École primaire publique La Pironnière
Dès 1947, le maire de l’époque, Séraphin Buton, et son conseil municipal sont conscient de la poussée démographique de la commune du Château-d'Olonne et par là même de l’accroissement des effectifs dans les écoles castelolonnaises. De plus, les enfants de la Pironnière en âge d’être scolarisés sont contraints de marcher sur 4 kilomètres pour se rendre à l’école Clemenceau des Sables d’Olonne, la plus proche du hameau.
C’est pourquoi la création de l’école de la Pironnière est décidée en 1955. En 1956, la commune fait l’acquisition du terrain d’une superficie de 23 ares 50. Les travaux commencent en 1959 et l’école ouvre ses portes à la rentrée scolaire 1960-1961.

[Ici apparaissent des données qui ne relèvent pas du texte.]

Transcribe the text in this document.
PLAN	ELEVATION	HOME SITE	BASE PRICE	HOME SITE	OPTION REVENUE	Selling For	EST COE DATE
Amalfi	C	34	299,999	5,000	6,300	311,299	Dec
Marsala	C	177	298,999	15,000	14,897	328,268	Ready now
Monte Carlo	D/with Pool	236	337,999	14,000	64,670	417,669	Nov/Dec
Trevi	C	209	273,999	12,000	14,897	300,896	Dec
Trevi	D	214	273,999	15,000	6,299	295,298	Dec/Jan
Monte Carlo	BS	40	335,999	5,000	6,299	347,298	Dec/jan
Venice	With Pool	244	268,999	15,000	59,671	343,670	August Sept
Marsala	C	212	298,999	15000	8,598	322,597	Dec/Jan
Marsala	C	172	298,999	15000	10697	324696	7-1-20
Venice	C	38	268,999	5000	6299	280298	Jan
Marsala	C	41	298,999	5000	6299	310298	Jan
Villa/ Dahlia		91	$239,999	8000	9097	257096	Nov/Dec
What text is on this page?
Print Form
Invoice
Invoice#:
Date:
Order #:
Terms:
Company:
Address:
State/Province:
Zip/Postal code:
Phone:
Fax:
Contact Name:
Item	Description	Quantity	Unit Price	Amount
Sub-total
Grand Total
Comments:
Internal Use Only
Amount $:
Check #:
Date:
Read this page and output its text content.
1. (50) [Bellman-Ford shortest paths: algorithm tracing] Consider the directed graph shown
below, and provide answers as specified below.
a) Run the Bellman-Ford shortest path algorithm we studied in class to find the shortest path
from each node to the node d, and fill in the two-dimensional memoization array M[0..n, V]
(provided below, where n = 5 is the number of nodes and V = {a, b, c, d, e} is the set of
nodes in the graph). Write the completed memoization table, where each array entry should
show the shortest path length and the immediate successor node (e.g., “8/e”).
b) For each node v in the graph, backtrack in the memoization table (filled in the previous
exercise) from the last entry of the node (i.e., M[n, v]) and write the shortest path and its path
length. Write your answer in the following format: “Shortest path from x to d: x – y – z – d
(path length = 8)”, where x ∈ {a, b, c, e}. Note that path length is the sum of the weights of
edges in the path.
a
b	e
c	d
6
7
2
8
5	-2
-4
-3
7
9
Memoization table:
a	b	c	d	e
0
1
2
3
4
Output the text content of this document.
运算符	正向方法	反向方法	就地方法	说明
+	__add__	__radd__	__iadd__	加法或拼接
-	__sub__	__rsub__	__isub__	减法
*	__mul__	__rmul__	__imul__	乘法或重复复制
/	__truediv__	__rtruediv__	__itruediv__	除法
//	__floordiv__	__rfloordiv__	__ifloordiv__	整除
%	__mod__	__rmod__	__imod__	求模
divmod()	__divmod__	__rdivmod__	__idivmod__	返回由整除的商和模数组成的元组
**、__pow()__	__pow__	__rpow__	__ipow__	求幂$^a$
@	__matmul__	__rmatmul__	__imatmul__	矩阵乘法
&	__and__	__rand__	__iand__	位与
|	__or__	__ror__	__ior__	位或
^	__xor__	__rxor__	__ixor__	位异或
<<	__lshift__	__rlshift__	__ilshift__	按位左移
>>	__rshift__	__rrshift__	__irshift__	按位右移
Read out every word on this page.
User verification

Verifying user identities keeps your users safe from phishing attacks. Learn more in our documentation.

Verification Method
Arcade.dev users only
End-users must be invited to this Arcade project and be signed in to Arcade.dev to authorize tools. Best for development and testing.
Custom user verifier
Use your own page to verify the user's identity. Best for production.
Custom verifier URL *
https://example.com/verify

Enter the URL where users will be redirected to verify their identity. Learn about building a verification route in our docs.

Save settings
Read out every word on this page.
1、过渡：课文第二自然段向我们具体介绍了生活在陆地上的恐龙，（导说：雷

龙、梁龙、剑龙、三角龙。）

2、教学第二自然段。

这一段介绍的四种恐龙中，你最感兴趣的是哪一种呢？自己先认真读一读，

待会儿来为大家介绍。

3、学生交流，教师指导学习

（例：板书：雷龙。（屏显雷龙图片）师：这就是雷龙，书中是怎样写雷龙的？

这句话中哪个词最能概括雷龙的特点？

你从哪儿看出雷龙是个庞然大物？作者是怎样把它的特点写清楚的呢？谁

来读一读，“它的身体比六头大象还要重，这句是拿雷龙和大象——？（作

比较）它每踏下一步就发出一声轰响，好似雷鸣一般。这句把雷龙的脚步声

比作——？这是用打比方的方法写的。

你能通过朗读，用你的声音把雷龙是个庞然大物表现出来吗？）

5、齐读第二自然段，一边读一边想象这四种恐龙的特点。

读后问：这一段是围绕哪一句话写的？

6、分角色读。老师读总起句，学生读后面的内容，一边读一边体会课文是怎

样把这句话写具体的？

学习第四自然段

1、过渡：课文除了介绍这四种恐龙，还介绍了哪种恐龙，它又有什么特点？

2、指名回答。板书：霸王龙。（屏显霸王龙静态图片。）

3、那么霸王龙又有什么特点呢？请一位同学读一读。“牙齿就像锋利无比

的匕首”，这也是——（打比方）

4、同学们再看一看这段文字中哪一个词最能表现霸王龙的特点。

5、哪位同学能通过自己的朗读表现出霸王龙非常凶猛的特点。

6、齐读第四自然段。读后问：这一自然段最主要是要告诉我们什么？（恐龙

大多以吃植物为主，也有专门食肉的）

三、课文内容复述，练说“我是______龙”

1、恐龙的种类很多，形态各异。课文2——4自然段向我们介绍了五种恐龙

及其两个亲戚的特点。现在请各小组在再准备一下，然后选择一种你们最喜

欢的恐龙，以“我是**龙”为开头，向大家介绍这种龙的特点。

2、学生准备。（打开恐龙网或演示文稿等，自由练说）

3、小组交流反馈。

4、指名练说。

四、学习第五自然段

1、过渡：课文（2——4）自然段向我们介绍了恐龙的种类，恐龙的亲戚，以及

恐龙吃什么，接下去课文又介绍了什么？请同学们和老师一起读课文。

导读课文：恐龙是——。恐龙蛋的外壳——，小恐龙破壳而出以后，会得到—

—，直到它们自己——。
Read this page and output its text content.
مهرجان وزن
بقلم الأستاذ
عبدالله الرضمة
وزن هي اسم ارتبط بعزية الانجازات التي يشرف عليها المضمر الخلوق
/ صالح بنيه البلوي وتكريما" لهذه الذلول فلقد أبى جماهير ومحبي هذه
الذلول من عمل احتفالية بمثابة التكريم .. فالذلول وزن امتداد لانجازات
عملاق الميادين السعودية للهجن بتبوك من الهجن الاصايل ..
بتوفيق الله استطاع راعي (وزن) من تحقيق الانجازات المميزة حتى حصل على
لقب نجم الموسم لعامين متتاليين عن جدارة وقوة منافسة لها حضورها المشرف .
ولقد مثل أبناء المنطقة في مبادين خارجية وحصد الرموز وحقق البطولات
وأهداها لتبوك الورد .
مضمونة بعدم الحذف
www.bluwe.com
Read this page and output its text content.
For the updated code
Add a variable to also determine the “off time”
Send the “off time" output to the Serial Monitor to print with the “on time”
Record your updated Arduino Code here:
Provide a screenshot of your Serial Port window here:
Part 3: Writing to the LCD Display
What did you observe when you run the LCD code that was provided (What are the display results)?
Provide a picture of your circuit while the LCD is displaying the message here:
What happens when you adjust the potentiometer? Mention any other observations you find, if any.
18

En 1972, l’école compte trois classes élémentaires et une classe maternelle pour un effectif total de 115 élèves. L’école est alors dirigée par Monsieur Craipeau, assisté de trois adjointes : Madame Craipeau, Madame Marionneau et Mademoiselle Raiffaud.
Dès 1977, l’école est trop petite et se voit dotée de deux classes préfabriquées supplémentaires. En 1981, en attendant la construction d’un nouvel ensemble, une nouvelle classe préfabriquée est de nouveau installée. Des travaux d’agrandissement débutent en mars 1983 et concernent dans un premier temps les réfectoires élémentaires et maternelles. Entrepris au mois de mai 1983, quatre classes ainsi qu’un bureau de direction sont construits pour remplacer les préfabriquées. Les travaux se terminent en mars 1984.
Le 25 mai 1988, la municipalité reçoit de l’Académie l’arrêté d’ouverture de trois postes d’enseignement sur la commune. Cette décision ne va pas sans poser quelques problèmes. En effet, si les locaux des écoles élémentaires et du bourg sont suffisants pour accueillir une classe supplémentaire, il n’en est pas de même pour ceux de l’école maternelle qui sont trop exigus. Deux classes supplémentaires sont ainsi construites pour être achevées au début de l’année 1989.
L’ école de la Pironnière est aujourd’hui la plus ancienne école de la commune du Château d’Olonne.